Por Maria do Céu Formiga
Eu ainda era meninota – porque, naquela época, a adolescência não invadia a infância com a voracidade com que invade hoje – quando minha irmã chegou…chorona e cheia de castanhos…Eram cachinhos que não acabavam mais!
Nasceu com o olhar doce de uma ovelha inocentemente ferida. Com um discreto dano no cérebro, que afetou sua motricidade. Chegou linda, sensível e especial.
Como um hai-kai, que rouba a cena em poucas sílabas, chegou nos descampados dias inseguros, insinuando a importância do exercício da esperança (sempre e sem parar).
No Dia Internacional da Mulher me pediram um texto. Não tive dúvida de quem seria o alvo da homenagem: a menina dos cachinhos que cresceu e virou a alegria presente no mais sutil semblante que se apresentava em pequenos maços de flores azul-celeste de miolinho amarelo que, na simbologia mítica desta flor, significa fidelidade e afeto verdadeiro.
Planta que precisa ser cultivada ao sol ou à meia-sombra, que gosta de temperatura branda e é passível de ser encontrada em lugares de grande altitude, como nos Andes ou no “céu”!

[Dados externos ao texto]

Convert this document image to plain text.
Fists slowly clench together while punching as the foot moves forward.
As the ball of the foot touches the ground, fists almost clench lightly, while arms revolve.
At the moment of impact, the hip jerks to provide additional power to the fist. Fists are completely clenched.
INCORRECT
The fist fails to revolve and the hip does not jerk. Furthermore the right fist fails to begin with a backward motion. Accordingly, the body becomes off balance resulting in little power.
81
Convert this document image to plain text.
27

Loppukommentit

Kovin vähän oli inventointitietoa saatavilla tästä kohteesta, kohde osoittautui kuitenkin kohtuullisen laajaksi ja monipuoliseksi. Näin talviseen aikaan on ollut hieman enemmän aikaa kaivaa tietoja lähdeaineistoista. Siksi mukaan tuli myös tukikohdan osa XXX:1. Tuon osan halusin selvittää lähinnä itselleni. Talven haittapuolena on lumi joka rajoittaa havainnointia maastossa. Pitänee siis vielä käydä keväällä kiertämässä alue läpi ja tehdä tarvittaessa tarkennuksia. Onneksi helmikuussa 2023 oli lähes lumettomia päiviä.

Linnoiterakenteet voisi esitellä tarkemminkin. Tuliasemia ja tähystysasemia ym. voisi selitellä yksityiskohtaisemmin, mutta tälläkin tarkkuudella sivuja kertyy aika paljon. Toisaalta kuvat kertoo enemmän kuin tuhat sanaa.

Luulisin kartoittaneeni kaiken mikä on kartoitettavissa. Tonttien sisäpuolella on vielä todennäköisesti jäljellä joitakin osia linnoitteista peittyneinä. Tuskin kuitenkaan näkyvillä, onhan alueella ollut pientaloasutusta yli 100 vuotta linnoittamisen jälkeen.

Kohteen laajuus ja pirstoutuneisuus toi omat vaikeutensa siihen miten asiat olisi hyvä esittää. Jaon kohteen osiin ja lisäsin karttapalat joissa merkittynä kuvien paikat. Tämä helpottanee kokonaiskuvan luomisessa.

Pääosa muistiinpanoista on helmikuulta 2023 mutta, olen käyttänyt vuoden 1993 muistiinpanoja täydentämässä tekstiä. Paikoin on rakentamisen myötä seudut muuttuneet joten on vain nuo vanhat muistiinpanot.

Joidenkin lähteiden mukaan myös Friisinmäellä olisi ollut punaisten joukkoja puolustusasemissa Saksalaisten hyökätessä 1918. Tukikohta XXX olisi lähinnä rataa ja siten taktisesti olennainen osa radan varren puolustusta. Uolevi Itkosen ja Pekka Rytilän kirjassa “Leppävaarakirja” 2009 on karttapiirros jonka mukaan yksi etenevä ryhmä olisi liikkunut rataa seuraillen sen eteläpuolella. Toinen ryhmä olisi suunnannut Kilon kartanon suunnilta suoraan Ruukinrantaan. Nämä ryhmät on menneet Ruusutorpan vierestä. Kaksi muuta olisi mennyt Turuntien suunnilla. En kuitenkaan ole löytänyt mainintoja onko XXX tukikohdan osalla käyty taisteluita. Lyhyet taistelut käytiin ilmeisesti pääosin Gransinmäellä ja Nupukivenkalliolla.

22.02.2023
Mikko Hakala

Miosótis, ou ”forget-me-not”, como também é chamada, é flor suave e rara. Minha irmã é sua vertente humana. Nossa história toca tanto que, por vezes, a ouvimos até no silêncio.
Todas as minhas idades dão conta do nosso esforço de viver sem a exatidão dos caminhos. Ao lado da sua delicadeza, o sonho escapa do seu lugar e se incorpora aos meus dias, vira realidade.
Ela veio no meio dos chás de melissa e de olhos para uma vida que, certamente, não contava com o toque das suas mãos. E eu, bem cedo, achei por bem investir em seus segredos, seus talentos e os expor de modo ajardinado e sincero. Com gestos que mostrassem o seu mundo tocado pela multiforme graça de Deus. Mundo capaz de aceitar os que andam com dificuldade, os que têm vertigens nas alturas, mundo dos visionários e dos poetas.
Sem pressa para desvendar segredos
Sem pressa alguma, crescemos desvendando os segredos do sonho coletivo e emigrando sempre para além da história, para aquela parte do infinito que sorria a nosso favor, nos presenteava com as primeiras estrelas da noite e nos recebia com pão, afeto e vinho sobre a mesa.
Hoje somos conhecidas pela opção que escancaramos. Preferimos aquarelar a vida a nos esconder atrás de argumentos. Somos conhecidas pelos presentes que fazemos e pelos pacotes que apresentamos. Gostamos muito de reparar a distração dos descampados dias inseguros, que produzem rescaldos da infância. E, enquanto eu corto laçarotes, ela, com o toque suave das mãos (com que o mundo não contava), gesto que tece esperança e sacode o sono dos enfadados, abençoa o destinatário salmodiando em oração: “felizes os puros de coração, porque verão a Deus”.
Pequena grande miosótis, como sou feliz por poder ser, em alguns momentos, sua intérprete! Que orgulho em águas cristalinas você me permite! Por isso, deixo a chave do meu jardim secreto guardada embaixo do seu travesseiro. Juntas, fazemos renascer o que a instabilidade dos sonhos não permitiu acordar… Que bom você me fazer ansiar pelo que está além de mim. Nem que eu tenha de andar por pedregulhos, como me aquece essa provocação!
Esforço-me para ser pelo menos parecida com você, mas me sinto tão abaixo dos Andes, tão distante de sua terra descansada pronta para receber sementes!
Mas, aí, quando você vem abrir o portão, combinando tênis com meia, feliz da vida como se estivesse vendo a neve cair pela primeira vez, com os braços empinados para me acolher, salta um sol no meu peito, me reconstruo diante dessa generosidade, e redescubro, no meio do quintal, o aroma dos chás de melissa…entre nossa saudade, nossa eterna meninice…
Parabéns pelo Dia da Mulher, forget-me-not, pequena grande miosótis.